Für viele steht der Satz «tu, was du liebst» wie ein ungeschriebenes Gesetz über ihrem Leben. Sie träumen davon, eine Arbeitsstelle zu finden, die sie lieben. Sie wollen das machen, was sie erfüllt und ihnen Spaß macht. In ihren täglichen Entscheidungen lassen sie sich von diesem Lebensmotto führen. Liebe ich es, mich für ein bestimmtes Projekt zu engagieren? Dann tu ich es! Liebe ich es, mich mit dieser Freundin zu treffen? Dann tu ich es!

Ich bin hin und her gerissen, was ich davon halten soll. Bestimmt gibt es dümmere Lebensleitsätze.

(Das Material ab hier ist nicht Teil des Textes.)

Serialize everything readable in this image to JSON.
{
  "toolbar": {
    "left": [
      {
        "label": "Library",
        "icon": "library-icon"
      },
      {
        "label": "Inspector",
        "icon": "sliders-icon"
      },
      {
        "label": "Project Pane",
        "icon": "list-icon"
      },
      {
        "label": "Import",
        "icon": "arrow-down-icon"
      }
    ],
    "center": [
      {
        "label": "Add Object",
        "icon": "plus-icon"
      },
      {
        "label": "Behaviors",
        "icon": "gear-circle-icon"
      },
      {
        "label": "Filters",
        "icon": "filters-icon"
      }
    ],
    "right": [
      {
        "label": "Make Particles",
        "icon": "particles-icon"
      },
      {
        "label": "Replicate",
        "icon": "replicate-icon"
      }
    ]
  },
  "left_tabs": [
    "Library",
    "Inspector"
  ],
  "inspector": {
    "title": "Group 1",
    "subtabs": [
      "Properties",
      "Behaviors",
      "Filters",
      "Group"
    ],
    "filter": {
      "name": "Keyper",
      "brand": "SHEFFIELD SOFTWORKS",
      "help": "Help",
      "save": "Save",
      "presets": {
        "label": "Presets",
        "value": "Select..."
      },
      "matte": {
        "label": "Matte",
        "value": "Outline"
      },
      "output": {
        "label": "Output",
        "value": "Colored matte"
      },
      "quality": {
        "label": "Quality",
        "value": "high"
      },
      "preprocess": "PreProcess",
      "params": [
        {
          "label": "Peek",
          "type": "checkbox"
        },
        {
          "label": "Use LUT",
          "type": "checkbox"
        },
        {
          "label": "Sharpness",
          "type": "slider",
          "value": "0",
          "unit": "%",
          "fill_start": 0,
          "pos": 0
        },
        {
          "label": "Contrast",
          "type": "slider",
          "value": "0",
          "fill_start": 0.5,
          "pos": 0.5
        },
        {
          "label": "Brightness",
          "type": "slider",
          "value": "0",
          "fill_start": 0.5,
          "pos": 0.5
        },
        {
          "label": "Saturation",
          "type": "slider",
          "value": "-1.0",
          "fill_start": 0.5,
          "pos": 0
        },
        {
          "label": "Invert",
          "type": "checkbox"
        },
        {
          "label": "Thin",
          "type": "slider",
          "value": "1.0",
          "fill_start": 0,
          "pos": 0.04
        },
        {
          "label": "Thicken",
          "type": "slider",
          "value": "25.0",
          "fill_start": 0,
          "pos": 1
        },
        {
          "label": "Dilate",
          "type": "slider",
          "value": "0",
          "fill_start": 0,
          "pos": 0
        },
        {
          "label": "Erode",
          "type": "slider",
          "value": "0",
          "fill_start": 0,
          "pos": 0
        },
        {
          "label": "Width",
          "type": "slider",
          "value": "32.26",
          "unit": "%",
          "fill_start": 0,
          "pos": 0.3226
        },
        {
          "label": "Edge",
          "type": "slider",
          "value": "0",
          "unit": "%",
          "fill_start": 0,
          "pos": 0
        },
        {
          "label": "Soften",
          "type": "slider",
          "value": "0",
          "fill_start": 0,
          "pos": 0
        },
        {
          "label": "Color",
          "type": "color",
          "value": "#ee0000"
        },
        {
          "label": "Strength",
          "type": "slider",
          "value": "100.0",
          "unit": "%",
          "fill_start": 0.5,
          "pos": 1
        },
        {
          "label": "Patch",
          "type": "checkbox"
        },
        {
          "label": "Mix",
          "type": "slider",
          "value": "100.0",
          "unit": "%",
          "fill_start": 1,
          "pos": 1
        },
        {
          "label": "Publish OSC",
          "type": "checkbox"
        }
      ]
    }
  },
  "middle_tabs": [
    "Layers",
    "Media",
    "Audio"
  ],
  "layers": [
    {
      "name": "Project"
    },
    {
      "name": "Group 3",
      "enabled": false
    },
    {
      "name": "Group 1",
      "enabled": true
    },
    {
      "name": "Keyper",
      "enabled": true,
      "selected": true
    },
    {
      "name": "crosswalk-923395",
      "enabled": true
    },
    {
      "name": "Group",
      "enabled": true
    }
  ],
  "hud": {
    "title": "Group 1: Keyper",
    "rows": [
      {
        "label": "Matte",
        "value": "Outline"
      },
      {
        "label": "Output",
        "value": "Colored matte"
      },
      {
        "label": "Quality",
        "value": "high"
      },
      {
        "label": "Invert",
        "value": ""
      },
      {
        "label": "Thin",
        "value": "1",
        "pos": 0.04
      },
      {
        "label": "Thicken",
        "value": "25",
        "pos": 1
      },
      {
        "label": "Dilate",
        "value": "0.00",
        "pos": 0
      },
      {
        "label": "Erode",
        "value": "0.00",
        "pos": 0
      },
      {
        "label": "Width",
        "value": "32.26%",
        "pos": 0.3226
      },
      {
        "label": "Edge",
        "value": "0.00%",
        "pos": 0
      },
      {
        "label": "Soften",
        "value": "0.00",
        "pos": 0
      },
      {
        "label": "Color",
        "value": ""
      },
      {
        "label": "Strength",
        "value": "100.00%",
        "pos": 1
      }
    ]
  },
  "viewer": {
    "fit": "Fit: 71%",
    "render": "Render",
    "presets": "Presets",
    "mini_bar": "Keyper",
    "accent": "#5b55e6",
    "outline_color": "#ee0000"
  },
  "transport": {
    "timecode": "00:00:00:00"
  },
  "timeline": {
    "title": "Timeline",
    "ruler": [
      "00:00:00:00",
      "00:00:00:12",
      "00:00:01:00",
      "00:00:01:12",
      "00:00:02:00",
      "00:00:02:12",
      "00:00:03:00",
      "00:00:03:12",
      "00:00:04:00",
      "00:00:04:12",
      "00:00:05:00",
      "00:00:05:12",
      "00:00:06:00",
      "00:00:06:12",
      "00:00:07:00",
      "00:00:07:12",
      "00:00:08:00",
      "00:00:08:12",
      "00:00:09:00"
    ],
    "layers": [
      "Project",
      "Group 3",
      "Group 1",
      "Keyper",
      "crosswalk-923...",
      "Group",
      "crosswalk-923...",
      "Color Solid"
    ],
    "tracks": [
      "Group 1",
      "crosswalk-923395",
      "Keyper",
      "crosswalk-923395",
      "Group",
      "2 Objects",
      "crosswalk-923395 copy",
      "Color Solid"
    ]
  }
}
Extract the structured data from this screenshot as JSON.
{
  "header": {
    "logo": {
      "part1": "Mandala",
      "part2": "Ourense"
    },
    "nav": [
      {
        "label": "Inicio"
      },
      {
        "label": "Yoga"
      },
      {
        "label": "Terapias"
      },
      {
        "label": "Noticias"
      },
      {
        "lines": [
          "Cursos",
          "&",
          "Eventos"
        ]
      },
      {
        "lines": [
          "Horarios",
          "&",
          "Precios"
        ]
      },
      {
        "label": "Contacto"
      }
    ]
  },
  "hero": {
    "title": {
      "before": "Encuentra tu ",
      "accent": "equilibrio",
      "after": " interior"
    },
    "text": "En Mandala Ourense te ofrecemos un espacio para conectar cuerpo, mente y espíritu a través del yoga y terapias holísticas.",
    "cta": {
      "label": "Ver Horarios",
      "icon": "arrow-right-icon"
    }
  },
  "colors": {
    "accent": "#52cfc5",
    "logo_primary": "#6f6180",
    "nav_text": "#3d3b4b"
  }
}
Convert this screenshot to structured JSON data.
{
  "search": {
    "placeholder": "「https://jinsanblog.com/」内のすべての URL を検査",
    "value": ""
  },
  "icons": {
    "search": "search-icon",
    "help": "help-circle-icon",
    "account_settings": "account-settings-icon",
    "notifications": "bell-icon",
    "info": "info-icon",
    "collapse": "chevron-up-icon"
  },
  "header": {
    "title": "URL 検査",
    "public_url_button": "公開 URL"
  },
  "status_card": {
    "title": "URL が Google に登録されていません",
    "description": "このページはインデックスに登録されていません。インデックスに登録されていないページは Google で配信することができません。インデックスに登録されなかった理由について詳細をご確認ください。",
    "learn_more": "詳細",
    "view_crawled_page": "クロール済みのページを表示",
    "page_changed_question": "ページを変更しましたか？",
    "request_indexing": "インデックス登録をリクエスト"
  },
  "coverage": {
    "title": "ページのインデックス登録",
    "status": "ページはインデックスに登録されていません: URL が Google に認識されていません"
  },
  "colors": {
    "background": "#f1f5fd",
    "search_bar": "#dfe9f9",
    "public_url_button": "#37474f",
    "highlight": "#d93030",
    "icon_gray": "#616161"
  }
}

Und Leute, die offensichtlich leidend ihre Umstände aushalten und mit einer Opfermentalität Sachen machen, die sie nicht lieben, finde ich nicht gerade anziehend.

Doch recht schnell wird auch klar, dass «tu, was du liebst» eine Sackgasse ist. Besonders in unserer Partnerschaft kommen wir nicht weit, wenn wir uns davon leiten lassen, was wir gerade lieben. Denn es wird garantiert Zeiten geben, in denen wir unser anstrengendes Paar- oder Familienleben nicht lieben. Zeiten, in denen wir lieber Freiheit und Unabhängigkeit hätten. Zeiten, in denen wir lieber einen anderen Partner hätten. Wenn wir dann tun, was wir gerade lieben, zerstören wir unsere Beziehung.

Sei es bei zwischenmenschlichen Beziehungen, mit unseren Finanzen oder beim Beruf: Wir werden uns schnell in Lebenssituationen wiederfinden, die wir gar nicht lieben, wenn wir immer das tun, was wir lieben.

Jesus ist mir auch in diesem Punkt ein großes Vorbild. Er hat sich in seinem Tun nicht von dem leiten lassen, was er liebt. Trotzdem war er kein klagendes Opfer seiner Umstände, sondern hat Missstände benannt und sie verändert. Man kommt nicht um den Eindruck herum, dass er häufig das liebte, was er tat.

«Tu, was du liebst» ist für Anfänger. Für Profis muss der Satz anders heißen: «Liebe, was du tust». Sie nehmen ihre Umstände an und lernen, sie grundsätzlich zu lieben. Und wo das nicht geht, werden sie aktiv und verändern etwas.

Für eine Ehe bedeutet «liebe, was du tust», dass man nicht immer wieder Gedanken Raum gibt, die sich darum drehen, wie es auch noch sein könnte und wie schwer man es doch hat. Solche Gedanken sind unproduktiv und führen letztlich zu keiner Veränderung. Statt griesgrämig auszuhalten, bemühen sich Beziehungsprofis um ein innerliches Ja zu ihrer Situation. Sie entscheiden sich für etwas und damit auch dafür, es immer wieder anzunehmen, zu umarmen und zu lieben. Sie lieben, was sie tun.